Afbeelding
Foto: Eigenaar

De kant langs

Toekomstmuziek


“Degene die ’t lest (laatst) arm is, houdt ‘t het langst vol", sprak Piet Hoogenbosch, voorheen bollenteler aan de Rozendijk, toen ik hem vroeg naar het toekomstperspectief in de bloembollensector. Ik zat op de tuinbouwschool en liep stage in het leliebedrijf van zoon Jaap. Het was begin jaren tachtig, de wereld zag er heel anders uit.


Het antwoord van Piet was niet wat ik toen wilde horen. Ik had gekozen voor een toekomst in de bloembollen en had daar hoge verwachtingen van. Ik kwam net kijken, Piet had hij al veel ups en downs meegemaakt. Op geheel eigen manier zei deze ouwe rot in het vak dat het maar weinigen gegeven is in deze bloemrijke maar wispelturige sector succesvol te zijn.


Piet had gelijk. Van mijn toenmalige collega’s in de bollen hebben velen in de loop der jaren de bollen vaarwel gezegd. Inclusief ikzelf. Maar dat zoiets stond te gebeuren, kwam op dat moment in die bollenschuur aan de Rozendijk niet in me op. Integendeel, als iemand me toen had verteld dat ik nog eens bij de krant terecht zou komen, had ik diegene vast en zeker voor gek verklaard.


Maar het is toch gebeurd. De toekomst had voor mij iets anders in petto dan ik had voorzien. Zo zijn er heel wat Texelaars die een carrièreswitch hebben gemaakt die ze vooraf niet hebben zien aankomen. Neem de visserij, waar het perspectief ingrijpend is veranderd. Menig kottervisser ging wat anders doen.


De toekomst laat zich moeilijk voorspellen. Daar zijn genoeg voorbeelden van. Toen Theo Hoogerheide zijn plannen voor een dubbeldekker ontvouwde, kreeg hij bijna heel Texel over zich heen. TESO zou de ondergang tegemoet gaan. Zijn opvolgers lieten deskundigen lange termijnverwachtingen maken voor het vervoer: het minimum-, midden- en maximumscenario. Maar zelfs steilste lijn bleef beneden de werkelijkheid.


De veerboot kon best eens overbodig worden, hoorde ik trendwatcher Adjiedj Bakas in 2009 bij de aftrap van het project “Ruimte voor Economie” voorspellen. Hij voorzag toen dat toeristen snel met een vliegende auto het Marsdiep zouden oversteken en toonde daar gelikte plaatjes bij. “Over drie jaar koop je hem voor €70.000,-.” Twee jaar geleden was eindelijk een prototype te bezichtigen. Kostprijs €499.000,-. Niet echt een middenklasserprijs.

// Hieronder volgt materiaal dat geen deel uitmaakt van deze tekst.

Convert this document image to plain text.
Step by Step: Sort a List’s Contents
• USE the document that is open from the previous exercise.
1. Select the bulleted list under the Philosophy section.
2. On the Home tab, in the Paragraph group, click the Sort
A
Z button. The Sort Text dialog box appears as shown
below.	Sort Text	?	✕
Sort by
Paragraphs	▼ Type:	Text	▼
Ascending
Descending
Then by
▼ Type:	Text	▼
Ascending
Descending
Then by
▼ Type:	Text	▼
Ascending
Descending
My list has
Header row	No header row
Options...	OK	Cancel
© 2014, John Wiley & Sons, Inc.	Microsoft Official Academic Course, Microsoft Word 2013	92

Voor dat geld moest er ook gewoon benzine in. Dat past natuurlijk helemaal niet bij zo’n innovatie. Hoewel… Wie had kunnen voorspellen dat de benzineprijs onder de €1,50 zou dalen, of zelfs dat als je een vat ruwe olie afneemt, je geld toe krijgt. Ik las het toch echt in de krant.


Helderzienden en futurologen vallen over elkaar heen om de toekomst te voorspellen: Hoe gaat de wereld van de anderhalve meter-samenleving er uit zien? Wanneer mag de horeca weer open? Blijft onze welvaart op peil? Wanneer is er een vaccin? Volgens EU-chef Ursula van der Leyen is het er niet voor eind 2020, een universiteit in Oxford claimt het al in september te hebben, maar volgens een Duitse minister duurt het nog jaren.


Wie heeft er gelijk? Geen idee en ik denk dat zij er maar een slag naar slaan. Ook over hoe lang dit allemaal gaat duren en wanneer we ons oude leventje weer kunnen oppakken. We willen graag zekerheid, maar de toekomst laat zich lastig voorspellen. Het loopt nu eenmaal vaak anders dan je verwacht.


Of, zoals een wijze dorpsgenoot zijn gedachten over het post-corona tijdperk liet gaan: “Wie het raadt, mag het zeggen”.